Davacının kapatılan belediye çalışanı olduğu da gözetildiğinde, dinlenen tanıkların davacı ile aynı belediye bünyesinde, özellikle de; aynı meslek ve aynı çalışma düzeninde çalışmalarının olup olmadığının belirlenmesi ve iş bu tanıkların hizmet sürelerinin davacı ile aynı dönemi kapsayıp kapsamadığı da, davacının taleplerinin ispatı noktasında önem arz etmektedir. Bu durumda yukarıda belirtilen yapılması gerekli araştırmaların yanında yine; tanıkların davacı ile birlikte çalıştıkları süreler ile bağlı kalınmak suretiyle; davacının fazla çalışma alacağı konusunda bir değerlendirme yapılarak karar verilmelidir. Zira tanıklar ancak kendi çalışma dönemlerindeki çalışma düzeni, ile ilgili bilgi sahibi olabilirler ve tanıklıklarına ancak kendi çalışma dönemleri ile sınırlı olarak itibar edilebilir.
Talep edilen ulusal bayram ve genel tatil alacakları, hafta tatili alacakları ile fazla mesai alacaklarının, yukarıdaki yazılı niteliklere göre belirlenirken tanıkların davalı aleyhine dava açma durumu, dava sebebi ile menfaat ortaklıkları, beyanlarına itibar edilip edilemeyeceği hususlarınında ayrıca değerlendirilmesi gerekmektedir. Nitekim söz konusu alacaklarda ispat yükümlüsü davacıdır.Dairemizin emsal mahiyetindeki dosyalarında da aynı doğrultuda bozma kararları verilmiş olup,mahkemece açıklanan yönlerden araştırma yapılmadan karar verilmesi yerinde görülmemiştir.

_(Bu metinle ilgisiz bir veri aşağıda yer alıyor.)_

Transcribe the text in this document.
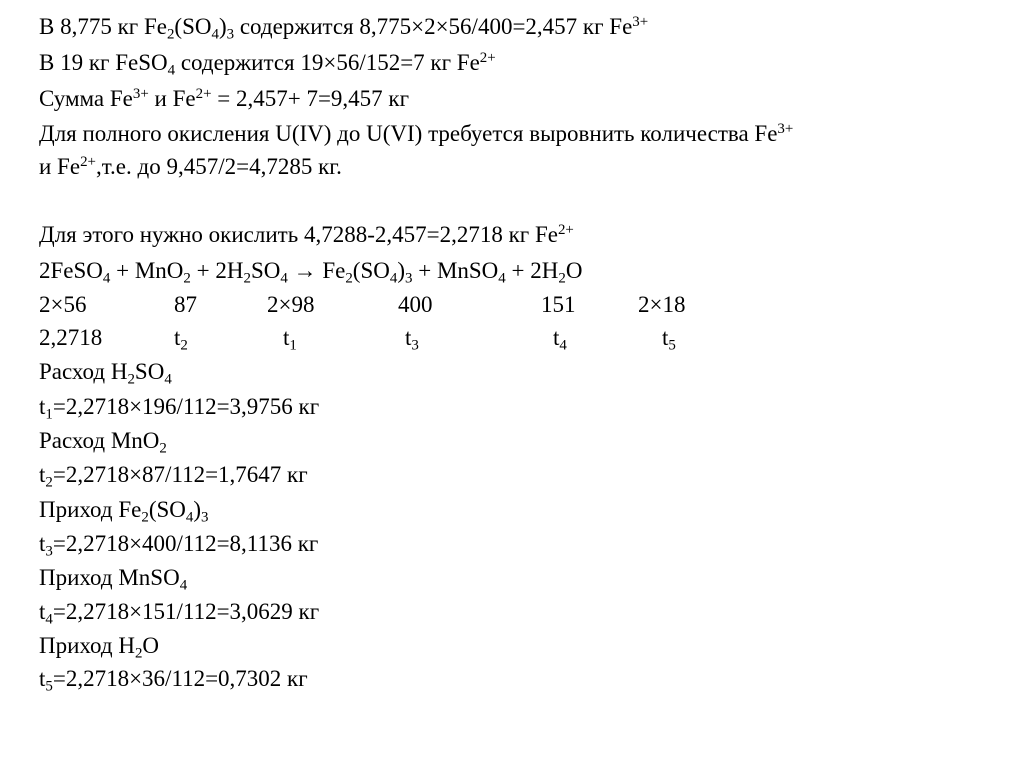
В 8,775 кг $Fe_2(SO_4)_3$ содержится 8,775×2×56/400=2,457 кг $Fe^{3+}$
В 19 кг FeSO$_4$ содержится 19×56/152=7 кг $Fe^{2+}$
Сумма $Fe^{3+}$ и $Fe^{2+} = 2,457+ 7=9,457$ кг
Для полного окисления U(IV) до U(VI) требуется выровнить количества $Fe^{3+}$
и $Fe^{2+},т.е$. до 9,457/2=4,7285 кг.
Для этого нужно окислить 4,7288-2,457=2,2718 кг $Fe^{2+}$
2FeSO$_4$ + $MnO_2 + 2H_2SO_4 \to Fe_2(SO_4)_3$ + MnSO$_4$ + $2H_2O$
2×56	87	2×98	400	151	2×18
2,2718	$t_2$	$t_1$	$t_3$	$t_4$	$t_5$
Расход $H_2SO_4$
$t_1=2,2718\times 196/112=3,9756$ кг
Расход MnO$_2$
$t_2=2,2718\times 87/112=1,7647$ кг
Приход $Fe_2(SO_4)_3$
$t_3=2,2718\times 400/112=8,1136$ кг
Приход MnSO$_4$
$t_4=2,2718\times 151/112=3,0629$ кг
Приход $H_2O$
$t_5=2,2718\times 36/112=0,7302$ кг
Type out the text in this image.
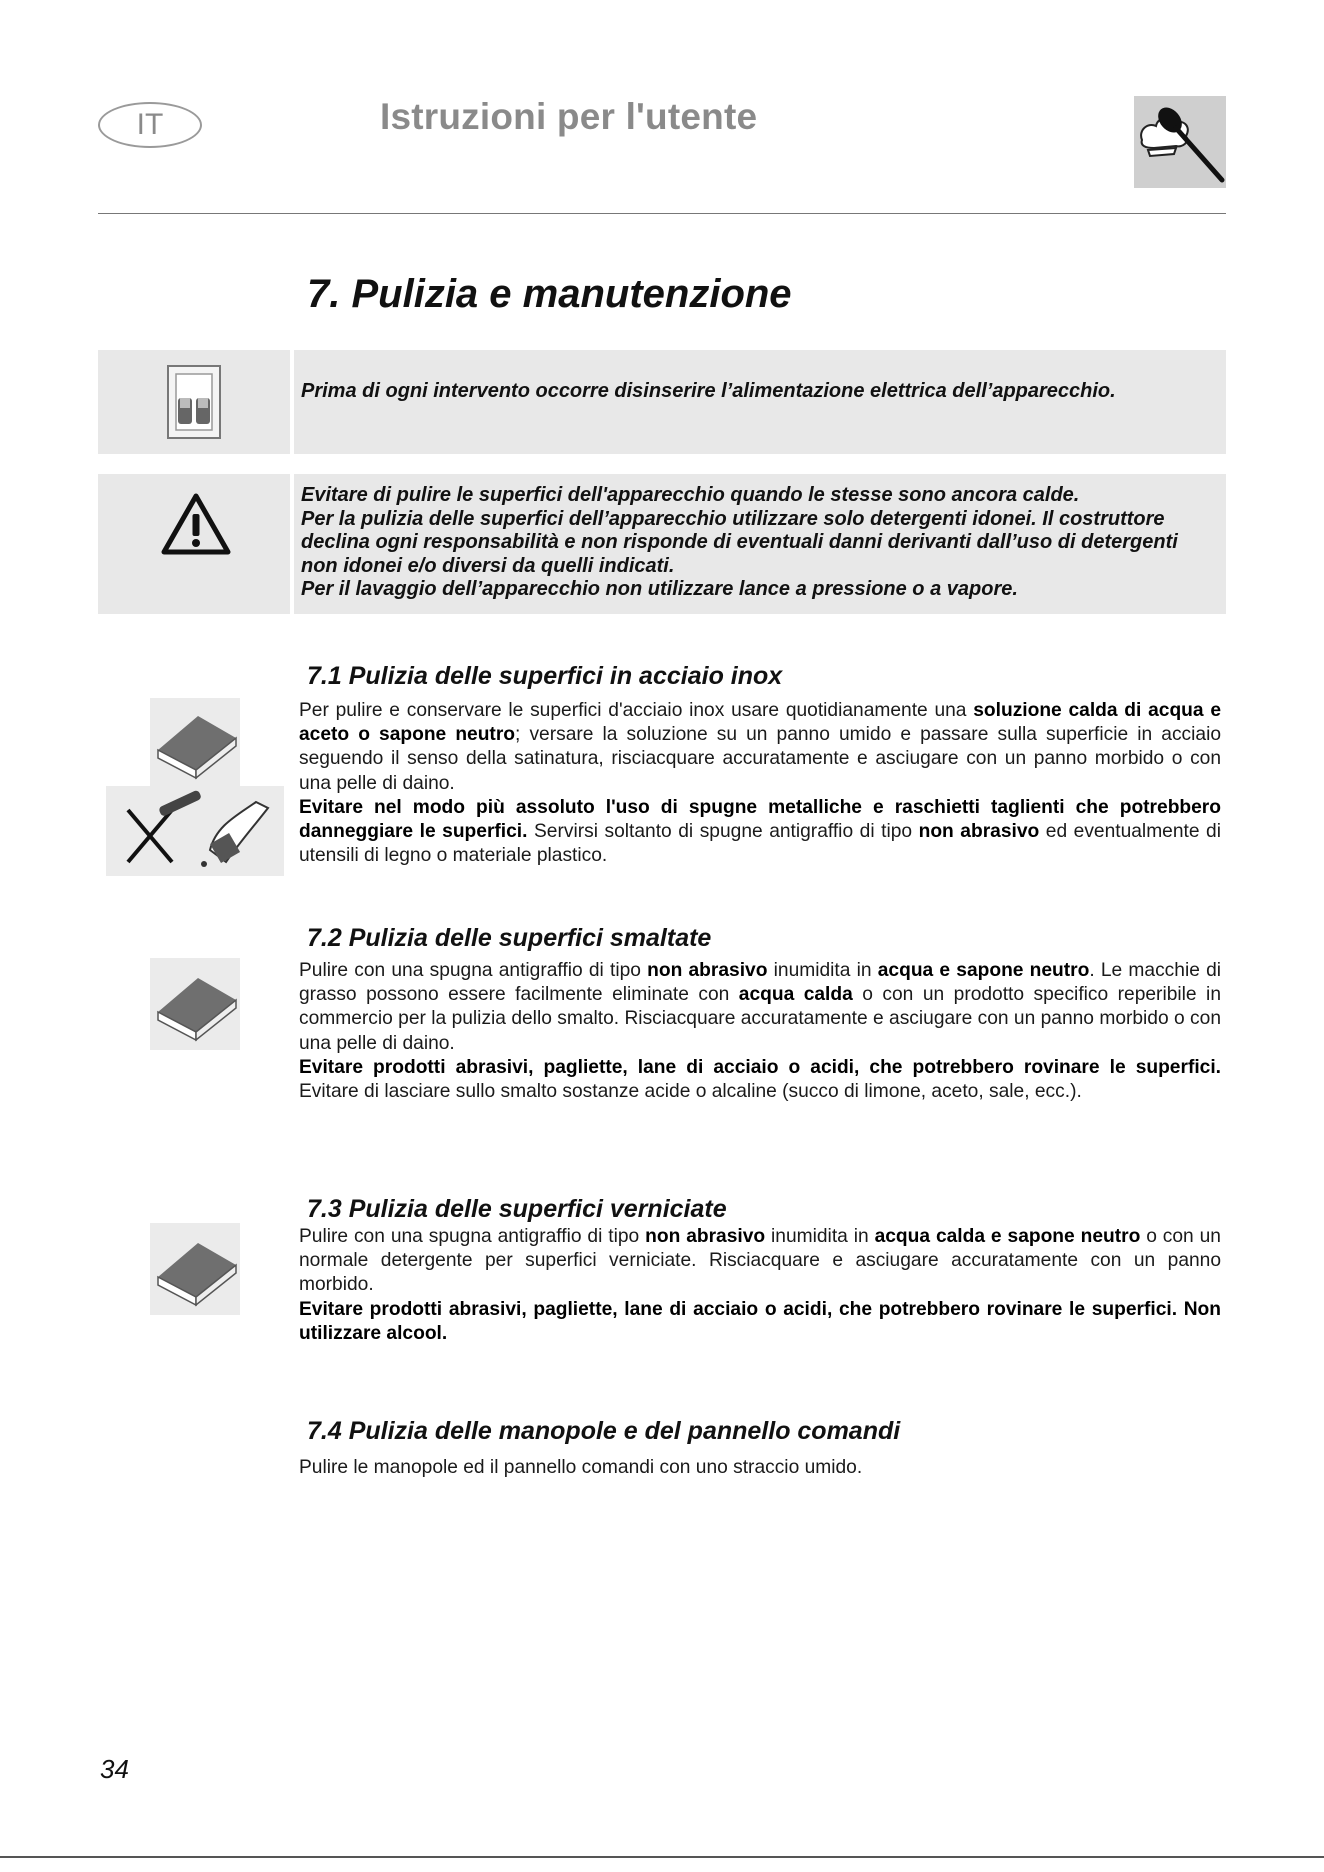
IT	Istruzioni per l'utente
7. Pulizia e manutenzione
Prima di ogni intervento occorre disinserire l’alimentazione elettrica dell’apparecchio.
Evitare di pulire le superfici dell'apparecchio quando le stesse sono ancora calde.
Per la pulizia delle superfici dell’apparecchio utilizzare solo detergenti idonei. Il costruttore declina ogni responsabilità e non risponde di eventuali danni derivanti dall’uso di detergenti non idonei e/o diversi da quelli indicati.
Per il lavaggio dell’apparecchio non utilizzare lance a pressione o a vapore.
7.1 Pulizia delle superfici in acciaio inox
Per pulire e conservare le superfici d'acciaio inox usare quotidianamente una soluzione calda di acqua e aceto o sapone neutro; versare la soluzione su un panno umido e passare sulla superficie in acciaio seguendo il senso della satinatura, risciacquare accuratamente e asciugare con un panno morbido o con una pelle di daino.
Evitare nel modo più assoluto l'uso di spugne metalliche e raschietti taglienti che potrebbero danneggiare le superfici. Servirsi soltanto di spugne antigraffio di tipo non abrasivo ed eventualmente di utensili di legno o materiale plastico.
7.2 Pulizia delle superfici smaltate
Pulire con una spugna antigraffio di tipo non abrasivo inumidita in acqua e sapone neutro. Le macchie di grasso possono essere facilmente eliminate con acqua calda o con un prodotto specifico reperibile in commercio per la pulizia dello smalto. Risciacquare accuratamente e asciugare con un panno morbido o con una pelle di daino.
Evitare prodotti abrasivi, pagliette, lane di acciaio o acidi, che potrebbero rovinare le superfici. Evitare di lasciare sullo smalto sostanze acide o alcaline (succo di limone, aceto, sale, ecc.).
7.3 Pulizia delle superfici verniciate
Pulire con una spugna antigraffio di tipo non abrasivo inumidita in acqua calda e sapone neutro o con un normale detergente per superfici verniciate. Risciacquare e asciugare accuratamente con un panno morbido.
Evitare prodotti abrasivi, pagliette, lane di acciaio o acidi, che potrebbero rovinare le superfici. Non utilizzare alcool.
7.4 Pulizia delle manopole e del pannello comandi
Pulire le manopole ed il pannello comandi con uno straccio umido.
34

3-Kabule göre ise; Mahkemece bozma ilamına uyulduğu belirtilmesine karşın gerekçeli karar içeriğinde hizmet alım sözleşmelerinin muvazaalı olduğuna dair önceki karardan kalma ibarelerin çıkartılmadığı anlaşılmaktadır.Her ne kadar neticede hizmet alım sözleşmelerine göre davalı Belediyenin asıl işveren olduğu ifade edilmiş ise de önceki karardan kalan paragraf nedeniyle karar kendi içinde çelişkili görülmektedir.Bu hususun gözetilmemesi ise hatalı olmuştur.
SONUÇ: Temyiz olunan kararın yukarıda yazılı sebeplerden BOZULMASINA, peşin alınan temyiz harcının istek halinde ilgiliye iadesine, 03.03.2020 gününde oybirliğiyle karar verildi.